In our study, we determine the 3D model structure of the F420-dependent NADP oxidoreductase from Methanobrevibacter smithii. We investigate that Swiss model software develop more accurate protein model for our query sequence as compare to ESyPred3D. It also verifies by PROCHECK and ProSA analysis. These methods confirm the accuracy of our protein model. Structure based functional site prediction methods enumerate the putative amino acid residues from our protein model of F420- dependent NADP oxidoreductase enzyme. We detect that these residues are making ligand binding site pocket. Therefore, in extension of our study, we determine the substrate and inhibitor for our model protein via docking. We find that ligand F420 binds at protein cavity. Results from functional site prediction and residues selection from docking experiment are complementary to each other. In addition, the inhibitor compounds Lovastatin (-22.07 Kcal/mol) and Compactin (Mevastatin) (-21.91 Kcal/mol) show more affinity for model protein as compare to natural ligand F420 (-14.40 Kcal/mol). They share the same cavity as by F420 and surround by similar residues. The Lovastatin is a fungal metabolite isolated from cultures of Aspergillus terreus and Compactin (Mevastatin) is an antifungal metabolite from Penicillium brevicopactum. Our research establishes that Lovastatin and Compactin (Mevastatin) may act as potent inhibitor for F420 dependent NADP oxidoreducatse protein in order to block its active site.

Conclusion

The sequence and functional site prediction servers confirmed that the query sequence is putative F420-dependent NADP oxidoreductase protein. Model development and functional site prediction of F420-dependent NADP oxidoreductase protein will give greater insight in understanding the role of amino acids for catalyzing the reaction mechanism. Docking experiments detected putative inhibitor of F420-dependent NADP oxidoreductase protein which may help in blocking the methane production function of protein.
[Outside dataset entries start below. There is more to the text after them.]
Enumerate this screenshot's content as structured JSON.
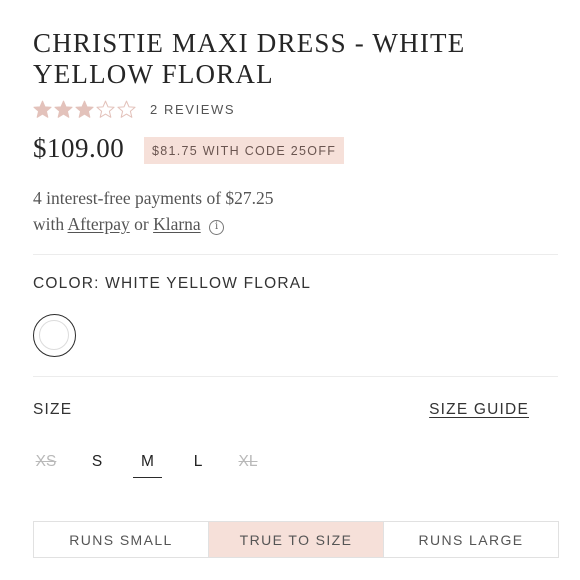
{
  "product": {
    "title_line1": "CHRISTIE MAXI DRESS - WHITE",
    "title_line2": "YELLOW FLORAL",
    "rating": 3,
    "rating_max": 5,
    "reviews_label": "2 REVIEWS",
    "price": "$109.00",
    "promo": "$81.75 WITH CODE 25OFF"
  },
  "payment": {
    "line1": "4 interest-free payments of $27.25",
    "with": "with",
    "afterpay": "Afterpay",
    "or": "or",
    "klarna": "Klarna",
    "info_glyph": "i"
  },
  "color": {
    "label": "COLOR: WHITE YELLOW FLORAL",
    "swatch_color": "#ffffff"
  },
  "size": {
    "label": "SIZE",
    "guide_label": "SIZE GUIDE",
    "options": [
      {
        "label": "XS",
        "available": false,
        "selected": false
      },
      {
        "label": "S",
        "available": true,
        "selected": false
      },
      {
        "label": "M",
        "available": true,
        "selected": true
      },
      {
        "label": "L",
        "available": true,
        "selected": false
      },
      {
        "label": "XL",
        "available": false,
        "selected": false
      }
    ]
  },
  "fit": {
    "options": [
      "RUNS SMALL",
      "TRUE TO SIZE",
      "RUNS LARGE"
    ],
    "active_index": 1
  },
  "colors": {
    "accent": "#f6e0d9",
    "star": "#e3c2bb",
    "text": "#2b2b2b"
  }
}
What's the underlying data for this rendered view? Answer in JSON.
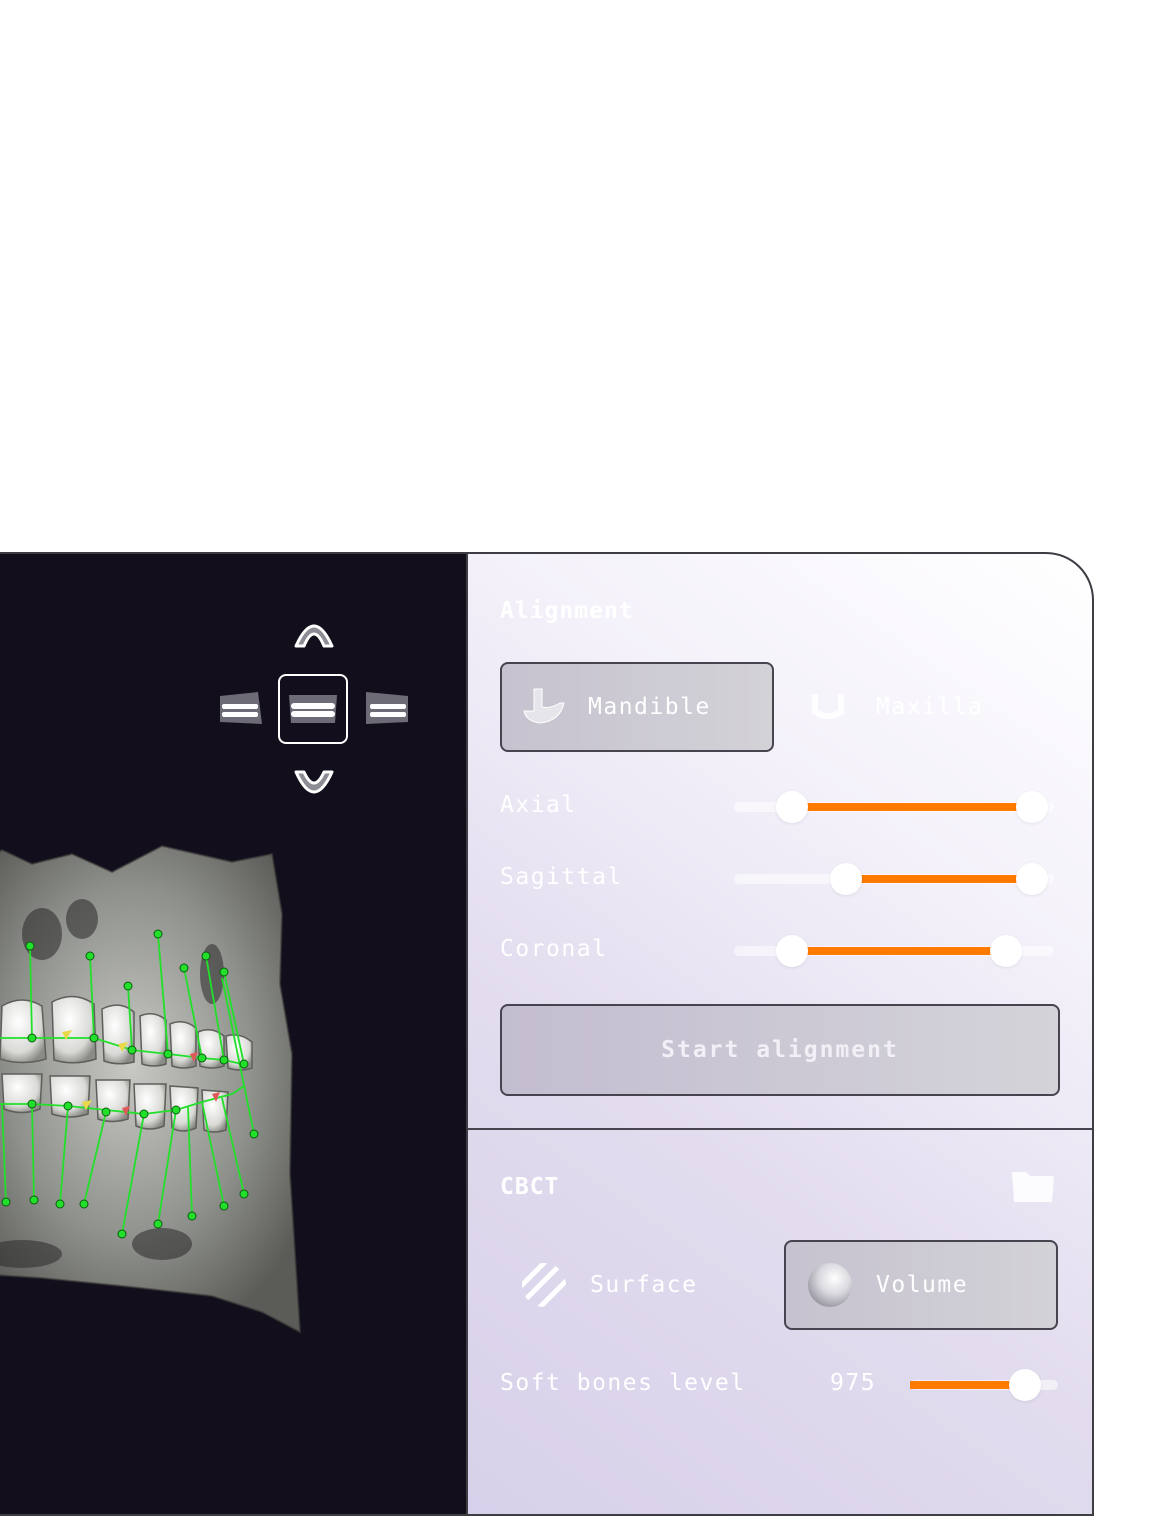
{
  "view_controls": {
    "icons": [
      "upper-jaw-icon",
      "left-view-icon",
      "front-view-icon",
      "right-view-icon",
      "lower-jaw-icon"
    ],
    "active": "front-view-icon"
  },
  "viewport": {
    "image": "3D CBCT jaw render with green landmark points"
  },
  "alignment": {
    "title": "Alignment",
    "jaw_options": [
      {
        "label": "Mandible",
        "icon": "mandible-icon",
        "selected": true
      },
      {
        "label": "Maxilla",
        "icon": "maxilla-icon",
        "selected": false
      }
    ],
    "sliders": [
      {
        "label": "Axial",
        "low": 0.18,
        "high": 0.93
      },
      {
        "label": "Sagittal",
        "low": 0.35,
        "high": 0.93
      },
      {
        "label": "Coronal",
        "low": 0.18,
        "high": 0.85
      }
    ],
    "start_label": "Start alignment"
  },
  "cbct": {
    "title": "CBCT",
    "folder_icon": "folder-icon",
    "modes": [
      {
        "label": "Surface",
        "icon": "hatched-sphere-icon",
        "selected": false
      },
      {
        "label": "Volume",
        "icon": "shaded-sphere-icon",
        "selected": true
      }
    ],
    "soft_bones": {
      "label": "Soft bones level",
      "value": "975",
      "level": 0.78
    }
  },
  "colors": {
    "accent": "#ff7a00",
    "viewport_bg": "#120e1c",
    "landmark": "#22e02a"
  }
}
As the production of methane in excess amount is harmful for the environment therefore blocking the active site by Lovastatin and Compactin (Mevastatin) inhibitors render the enzyme unable to bind with the substrate which results in decreased methane production and reduction in environment pollution. Our prediction may help the biologist to design putative inhibitor against F420- dependent NADP oxidoreductase protein for regulating its active related to global environment concern.